Laut Serpas beenden die allermeisten Polizisten ihre Laufbahn, ohne jemals Gebrauch von ihrer Waffe gemacht zu haben. Allerdings muss man aus seiner Sicht berücksichtigen, dass Chauvin als langjähriger Streifenpolizist häufiger in unübersichtliche Situationen geraten sein könnte, als Kollegen, die in andere Abteilungen aufsteigen und dann nicht mehr täglich auf Streife unterwegs sind. Derek Chauvin war verheiratet, seine Frau hat inzwischen die Scheidung eingereicht.

Wie die Wege der beiden sich kreuzten

Die Wege von Opfer und mutmaßlichem Täter kreuzten sich bereits Jahre vor der Tat, allerdings vermutlich, ohne dass beide das wahrnahmen. Sie arbeiteten für den Nachtclub "El Nuevo Rodeo"als Sicherheitsleute, Chauvin allerdings vor dem Club, Floyd im Inneren. Die ehemalige Besitzerin des Clubs äußerte sich erschüttert über den gewaltsamen Tod Floyds und beschrieb den tatverdächtigen Polizisten als immer freundlichen Typen. Er habe 17 Jahre für ihre Bar gearbeitet, Floyd sehr viel kürzer. Die beiden hätten sich aber vermutlich nicht persönlich gekannt.

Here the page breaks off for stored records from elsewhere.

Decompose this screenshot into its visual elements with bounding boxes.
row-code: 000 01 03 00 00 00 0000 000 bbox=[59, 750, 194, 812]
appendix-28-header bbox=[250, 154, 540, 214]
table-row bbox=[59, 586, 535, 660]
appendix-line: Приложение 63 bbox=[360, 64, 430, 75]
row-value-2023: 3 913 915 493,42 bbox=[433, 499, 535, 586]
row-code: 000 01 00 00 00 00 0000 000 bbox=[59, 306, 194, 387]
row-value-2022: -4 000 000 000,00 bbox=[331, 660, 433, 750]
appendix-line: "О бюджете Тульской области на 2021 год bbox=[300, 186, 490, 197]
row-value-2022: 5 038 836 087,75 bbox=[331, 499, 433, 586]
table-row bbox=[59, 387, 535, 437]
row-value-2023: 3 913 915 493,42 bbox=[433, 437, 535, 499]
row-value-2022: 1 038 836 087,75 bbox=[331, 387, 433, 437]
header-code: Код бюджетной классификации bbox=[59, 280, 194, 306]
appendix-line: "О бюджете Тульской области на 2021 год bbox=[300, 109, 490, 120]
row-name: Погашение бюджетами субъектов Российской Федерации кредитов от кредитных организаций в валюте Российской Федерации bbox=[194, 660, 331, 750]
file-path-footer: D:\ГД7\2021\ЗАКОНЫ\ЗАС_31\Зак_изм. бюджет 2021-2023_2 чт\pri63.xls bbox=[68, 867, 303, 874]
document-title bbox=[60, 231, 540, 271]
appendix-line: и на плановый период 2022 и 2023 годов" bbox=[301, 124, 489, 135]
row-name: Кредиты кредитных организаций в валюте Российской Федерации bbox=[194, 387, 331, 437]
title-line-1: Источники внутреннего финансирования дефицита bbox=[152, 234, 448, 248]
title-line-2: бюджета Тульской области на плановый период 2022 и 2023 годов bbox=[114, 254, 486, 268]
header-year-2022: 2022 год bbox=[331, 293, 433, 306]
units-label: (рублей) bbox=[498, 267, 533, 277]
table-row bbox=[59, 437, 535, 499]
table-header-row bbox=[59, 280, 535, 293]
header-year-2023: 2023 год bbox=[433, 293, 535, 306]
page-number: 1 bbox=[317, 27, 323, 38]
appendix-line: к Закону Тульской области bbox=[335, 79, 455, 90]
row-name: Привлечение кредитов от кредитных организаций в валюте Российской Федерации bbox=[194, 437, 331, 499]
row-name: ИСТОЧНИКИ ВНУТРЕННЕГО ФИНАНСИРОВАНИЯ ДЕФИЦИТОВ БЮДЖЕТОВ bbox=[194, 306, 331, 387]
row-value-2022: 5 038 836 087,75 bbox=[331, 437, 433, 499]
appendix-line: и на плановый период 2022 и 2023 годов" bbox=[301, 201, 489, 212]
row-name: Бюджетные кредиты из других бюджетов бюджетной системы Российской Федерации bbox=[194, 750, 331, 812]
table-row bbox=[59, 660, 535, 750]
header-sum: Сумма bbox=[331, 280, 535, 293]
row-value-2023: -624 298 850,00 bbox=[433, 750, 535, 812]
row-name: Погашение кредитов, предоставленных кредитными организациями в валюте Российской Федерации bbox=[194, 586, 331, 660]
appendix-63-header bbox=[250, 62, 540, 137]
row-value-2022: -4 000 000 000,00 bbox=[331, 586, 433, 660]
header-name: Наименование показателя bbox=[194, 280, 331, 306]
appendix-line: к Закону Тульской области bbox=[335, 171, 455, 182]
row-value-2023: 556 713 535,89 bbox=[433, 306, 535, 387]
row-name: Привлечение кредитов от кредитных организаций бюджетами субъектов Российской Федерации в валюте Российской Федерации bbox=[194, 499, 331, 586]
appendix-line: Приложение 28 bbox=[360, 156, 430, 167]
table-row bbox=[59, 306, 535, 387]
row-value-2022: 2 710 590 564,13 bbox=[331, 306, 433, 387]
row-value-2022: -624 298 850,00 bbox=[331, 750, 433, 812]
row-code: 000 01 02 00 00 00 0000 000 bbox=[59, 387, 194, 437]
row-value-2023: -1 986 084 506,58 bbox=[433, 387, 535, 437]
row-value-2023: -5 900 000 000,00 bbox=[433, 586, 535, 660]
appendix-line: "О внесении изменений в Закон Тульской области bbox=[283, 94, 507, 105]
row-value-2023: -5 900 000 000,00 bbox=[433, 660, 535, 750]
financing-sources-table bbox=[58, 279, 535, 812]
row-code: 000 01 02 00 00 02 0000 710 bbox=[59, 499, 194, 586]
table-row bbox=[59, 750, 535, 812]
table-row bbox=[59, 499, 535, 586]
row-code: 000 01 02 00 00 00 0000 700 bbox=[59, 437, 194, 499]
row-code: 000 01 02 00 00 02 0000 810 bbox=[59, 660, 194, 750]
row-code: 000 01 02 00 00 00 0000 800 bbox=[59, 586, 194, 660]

George Floyd wurde 46 Jahre alt, zweimal Vater und einmal Großvater. Nach Minneapolis war er 2014 von Houston aus umgezogen, nachdem er dort wegen bandenmäßigen, bewaffneten Raubüberfalls fünf Jahre im Gefängnis gesessen hatte, wie der "Guardian" berichtet. Zuvor war er mehrfach zu Gefängnisstrafen unter einem Jahr verurteilt worden.

In Minneapolis hatte Floyd "neu angefangen", wie Weggefährten in der Zeitung "USA Today" beschrieben. Er hatte unter anderem als Wachmann bei der Heilsarmee, als Lastwagenfahrer und Türsteher gearbeitet. Die Schließungen von Restaurants und Bars wegen Covid-19 kosteten ihn seinen aktuellen Job.

Nun soll er in seiner Heimatstadt Houston beerdigt werden, sagte der dortige Bürgermeister. In Houston war Floyd in einem mehrheitlich von Afroamerikanern bewohnten Stadtteil aufgewachsen. Als talentierter Basketballspieler erhielt er ein Stipendium an einer Universität in Florida, hoffte auf eine Profikarriere, brach das Studium jedoch ab, ebenso wie ein zweites in Texas. Ein Großteil seiner Familie lebt immer noch dort. Floyds Bruder Terrence, der in New York lebt, war am Montag nach Minneapolis gekommen und hatte an der Straßenkreuzung, an der jener starb, um Frieden gebeten. "Zerstörung bringt meinen Bruder nicht zurück."